What I found with decal solutions, particularly before I switched to the Pledge floor polish, is that decal solutions will eat into varnishes, leaving a frosty corroded patch on the paintwork. This is easily corrected with an overspray of whatever varnish you used but with dedicated varnishes, too much can result in a dulling of the finish and an overall white frosting. Perhaps thinning the varnishes helps though you have to be sure to use the right thinner for the product you're using. I think my earlier problems are similar to my earlier issues with paint, attempting to do it all at once and probably at the wrong pressure. It's probably worth researching if varnishes respond to different pressures. 

I've found, though, that the floor polish is a bit of a "wonder drug". Most of my finishing problems went away after the switch. But that then leaves the question of the final finishing coats. Here I've found the water based Vallejo satin and matt coats are pretty good. The matt coat is a lovely rich matt that sucks the light out of the room but if you are using it you have to be sure it is your final action because it tends to rub off and may need a repeat coat over time. There are gloss patches on a Sepecat Jaguar I have where I picked it up with my bare hands.

As yet I haven't found a slam dunk solution for a finishing coat, and I tend to find that the floor polish, if applied thinly and sparingly leaves a more satin coat. It only goes high gloss after three coats. The satin coat is actually nicely muted so you can just leave it at that. Matt coats tend to be a magnet for dust and the aircraft are then harder to clean. Leaving them as satin at least gives me the option in future if ever I do find an absolute solution.

With just washes and selective application of weathering powders for streaks (applied with an old fashioned paintbrush) you can make a model that starts to look like the real deal. In conjunction with the more ambitious techniques such as pre-shading, you're then entering a different league of modelling and on your way to producing professional looking builds.
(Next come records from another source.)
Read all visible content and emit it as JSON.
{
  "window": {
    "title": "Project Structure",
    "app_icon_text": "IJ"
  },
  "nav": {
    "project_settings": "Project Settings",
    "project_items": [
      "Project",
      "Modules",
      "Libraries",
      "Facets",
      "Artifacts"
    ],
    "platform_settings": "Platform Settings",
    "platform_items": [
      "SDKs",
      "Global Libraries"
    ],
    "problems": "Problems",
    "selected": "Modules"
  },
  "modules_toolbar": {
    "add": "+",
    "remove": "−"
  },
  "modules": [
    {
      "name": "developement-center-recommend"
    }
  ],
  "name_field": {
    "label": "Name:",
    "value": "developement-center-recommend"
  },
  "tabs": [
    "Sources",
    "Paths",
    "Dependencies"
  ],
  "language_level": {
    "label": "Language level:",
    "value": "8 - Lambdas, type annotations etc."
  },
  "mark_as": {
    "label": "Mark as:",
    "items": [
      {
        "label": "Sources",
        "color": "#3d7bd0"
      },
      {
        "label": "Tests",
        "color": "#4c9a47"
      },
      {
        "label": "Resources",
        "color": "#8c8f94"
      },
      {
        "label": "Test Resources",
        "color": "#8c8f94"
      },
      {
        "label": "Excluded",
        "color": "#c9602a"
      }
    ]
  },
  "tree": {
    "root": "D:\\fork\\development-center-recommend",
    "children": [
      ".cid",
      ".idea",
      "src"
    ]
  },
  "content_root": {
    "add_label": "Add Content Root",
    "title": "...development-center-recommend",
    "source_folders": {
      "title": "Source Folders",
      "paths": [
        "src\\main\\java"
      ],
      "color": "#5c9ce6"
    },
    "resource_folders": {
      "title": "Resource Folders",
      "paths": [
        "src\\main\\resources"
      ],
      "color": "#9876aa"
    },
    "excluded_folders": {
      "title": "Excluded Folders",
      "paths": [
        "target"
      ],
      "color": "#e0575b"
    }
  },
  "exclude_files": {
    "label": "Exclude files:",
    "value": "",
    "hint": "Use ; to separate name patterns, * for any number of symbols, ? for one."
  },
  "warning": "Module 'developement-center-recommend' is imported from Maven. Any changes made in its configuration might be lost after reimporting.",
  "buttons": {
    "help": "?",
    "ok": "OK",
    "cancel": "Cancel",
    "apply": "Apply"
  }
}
One little indispensable asset in my toolset is the Tamiya panel line fluid. As it happens, I tend not to use it for panel lines. I tend to find it stains where you don't want it to stain and it doesn't really do anything that a wash or weathering powders (in conjunction with pre-shading) doesn't. The fluid, though, comes with its own syphon applicator brush and by using capillary action it's absolutely ideal for whole panel staining, wheels and landing stalks. I've found many abstract uses for it. Lately I have used it for panel lines but applied with a finer paint brush for greater accuracy. Nothing says you have to use the applicator brush. When it does go wrong, cotton buds dipped in white spirit will fix most problems.

Finally, you can have some fun at the end with a water based rust fluid. You can discreetly wash corners of flaps and streaks from hinges for that added bit of realism. It takes time to perfect and it's worth looking at how the masters do it on Youtube.

Ultimately, when it comes to the finishing, there's only one way to do it - and that's your own way that you develop over time. You'll establish your own techniques and refine them, taking inspiration from others. If something is working for you, don't let anyone discourage you. This is an art, not a science - and in the end, unless you're gunning for competition standard, you have only yourself to please. Do whatever's fun. That is the point, after all.